Parsing through innerHTML with HtmlAgilityPack

3.2k views Asked by At

Just trying to figure out how to parse information from already parsed information.

foreach (HtmlNode node in doc.DocumentNode.SelectNodes("//div [@class=\"result-link\"]"))
{
    if (node == null)
        Console.WriteLine("debug");
    else
    {
        //string h_url = node.Attributes["a"].Value;
        Console.WriteLine(node.InnerHtml);
    }
}

So you can kind fo see what I am trying to do with the 'string h_url' declaration. Within the "result-link" div class there's an a href attribute that I am trying to grab the href value. So the link basically.

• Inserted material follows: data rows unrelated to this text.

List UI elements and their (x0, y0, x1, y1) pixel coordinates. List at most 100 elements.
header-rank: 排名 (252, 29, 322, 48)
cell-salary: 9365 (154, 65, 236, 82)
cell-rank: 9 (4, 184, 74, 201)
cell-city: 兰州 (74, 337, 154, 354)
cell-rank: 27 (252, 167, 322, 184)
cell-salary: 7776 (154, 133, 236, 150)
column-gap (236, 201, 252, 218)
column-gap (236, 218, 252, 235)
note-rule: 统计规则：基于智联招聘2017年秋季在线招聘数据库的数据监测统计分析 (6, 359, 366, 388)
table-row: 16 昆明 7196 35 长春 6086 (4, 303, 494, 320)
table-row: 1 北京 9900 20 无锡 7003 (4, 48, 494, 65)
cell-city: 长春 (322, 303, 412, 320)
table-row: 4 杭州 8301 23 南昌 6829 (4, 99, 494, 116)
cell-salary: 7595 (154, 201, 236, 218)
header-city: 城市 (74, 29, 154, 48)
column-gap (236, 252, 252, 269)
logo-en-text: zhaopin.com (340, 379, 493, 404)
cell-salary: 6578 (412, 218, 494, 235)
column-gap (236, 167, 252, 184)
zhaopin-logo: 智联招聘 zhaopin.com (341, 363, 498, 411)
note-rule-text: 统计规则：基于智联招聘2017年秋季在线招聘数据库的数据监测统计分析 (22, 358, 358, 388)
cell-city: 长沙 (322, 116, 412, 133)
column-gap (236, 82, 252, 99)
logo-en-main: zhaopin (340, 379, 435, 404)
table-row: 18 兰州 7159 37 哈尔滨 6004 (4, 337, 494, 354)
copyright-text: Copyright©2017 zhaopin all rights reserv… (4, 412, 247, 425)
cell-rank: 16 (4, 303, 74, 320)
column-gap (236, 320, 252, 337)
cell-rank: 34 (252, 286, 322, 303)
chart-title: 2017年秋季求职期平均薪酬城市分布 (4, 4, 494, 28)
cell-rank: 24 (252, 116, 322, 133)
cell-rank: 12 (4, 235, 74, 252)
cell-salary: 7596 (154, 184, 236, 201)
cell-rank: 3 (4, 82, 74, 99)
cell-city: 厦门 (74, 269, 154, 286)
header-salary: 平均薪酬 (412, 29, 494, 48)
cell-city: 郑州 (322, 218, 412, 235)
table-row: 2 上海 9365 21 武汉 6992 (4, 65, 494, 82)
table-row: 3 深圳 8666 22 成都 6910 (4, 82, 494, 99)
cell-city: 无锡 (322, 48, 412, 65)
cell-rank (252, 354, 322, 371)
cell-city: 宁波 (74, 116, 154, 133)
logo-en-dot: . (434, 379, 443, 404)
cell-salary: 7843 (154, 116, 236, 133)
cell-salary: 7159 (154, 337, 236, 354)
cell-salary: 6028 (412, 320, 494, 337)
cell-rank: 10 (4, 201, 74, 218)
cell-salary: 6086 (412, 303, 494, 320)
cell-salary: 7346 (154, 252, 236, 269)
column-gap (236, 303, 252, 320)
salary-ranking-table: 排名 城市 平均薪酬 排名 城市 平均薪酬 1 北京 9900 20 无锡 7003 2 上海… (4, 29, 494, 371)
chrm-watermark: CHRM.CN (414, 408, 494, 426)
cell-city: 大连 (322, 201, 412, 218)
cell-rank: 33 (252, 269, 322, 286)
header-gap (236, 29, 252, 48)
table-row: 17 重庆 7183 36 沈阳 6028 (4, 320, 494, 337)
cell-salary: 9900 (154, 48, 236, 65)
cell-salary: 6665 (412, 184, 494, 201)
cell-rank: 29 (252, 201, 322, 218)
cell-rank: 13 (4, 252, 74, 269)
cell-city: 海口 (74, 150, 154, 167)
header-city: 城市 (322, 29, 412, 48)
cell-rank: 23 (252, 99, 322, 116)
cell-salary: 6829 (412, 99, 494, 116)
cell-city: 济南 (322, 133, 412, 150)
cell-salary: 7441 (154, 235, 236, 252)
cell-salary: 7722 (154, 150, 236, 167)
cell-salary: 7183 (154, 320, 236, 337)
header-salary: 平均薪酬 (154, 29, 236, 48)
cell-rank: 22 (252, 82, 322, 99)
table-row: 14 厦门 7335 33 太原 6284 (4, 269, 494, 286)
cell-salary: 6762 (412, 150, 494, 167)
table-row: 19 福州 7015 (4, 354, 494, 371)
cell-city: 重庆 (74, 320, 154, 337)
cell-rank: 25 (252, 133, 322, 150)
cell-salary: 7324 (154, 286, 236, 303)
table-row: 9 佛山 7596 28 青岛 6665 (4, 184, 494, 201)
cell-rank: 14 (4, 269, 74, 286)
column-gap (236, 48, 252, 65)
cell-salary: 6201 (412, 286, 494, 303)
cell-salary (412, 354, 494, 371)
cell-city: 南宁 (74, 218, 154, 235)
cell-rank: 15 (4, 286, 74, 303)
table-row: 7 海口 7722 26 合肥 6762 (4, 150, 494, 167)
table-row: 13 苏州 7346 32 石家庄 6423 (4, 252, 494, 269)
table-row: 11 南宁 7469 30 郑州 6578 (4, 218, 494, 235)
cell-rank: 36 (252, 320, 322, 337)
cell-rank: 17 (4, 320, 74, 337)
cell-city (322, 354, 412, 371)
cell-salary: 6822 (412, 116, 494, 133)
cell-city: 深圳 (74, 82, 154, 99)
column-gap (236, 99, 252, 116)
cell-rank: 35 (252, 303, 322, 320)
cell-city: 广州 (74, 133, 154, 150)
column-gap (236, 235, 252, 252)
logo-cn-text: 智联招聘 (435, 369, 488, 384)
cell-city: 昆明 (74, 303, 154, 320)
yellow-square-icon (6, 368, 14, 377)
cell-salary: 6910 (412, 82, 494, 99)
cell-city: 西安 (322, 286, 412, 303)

Can't seem to figure it out. I have tried using the Attributes array:

string h_url = node.Attributes["//a[@href].Value;

With no luck.

1

There are 1 answers

0
JLRishe On BEST ANSWER

You can use XPath to select elements relative to the current node:

HtmlNodeCollection nodes = doc.DocumentNode.SelectNodes("//div[@class='result-link']");
if (nodes != null)
{
    foreach (HtmlNode node in nodes)
    {
        HtmlNode a = node.SelectSingleNode("a[@href]");
        if (a != null)
        {
            // use  a.Attributes["href"];
        }

        // etc...
    }
}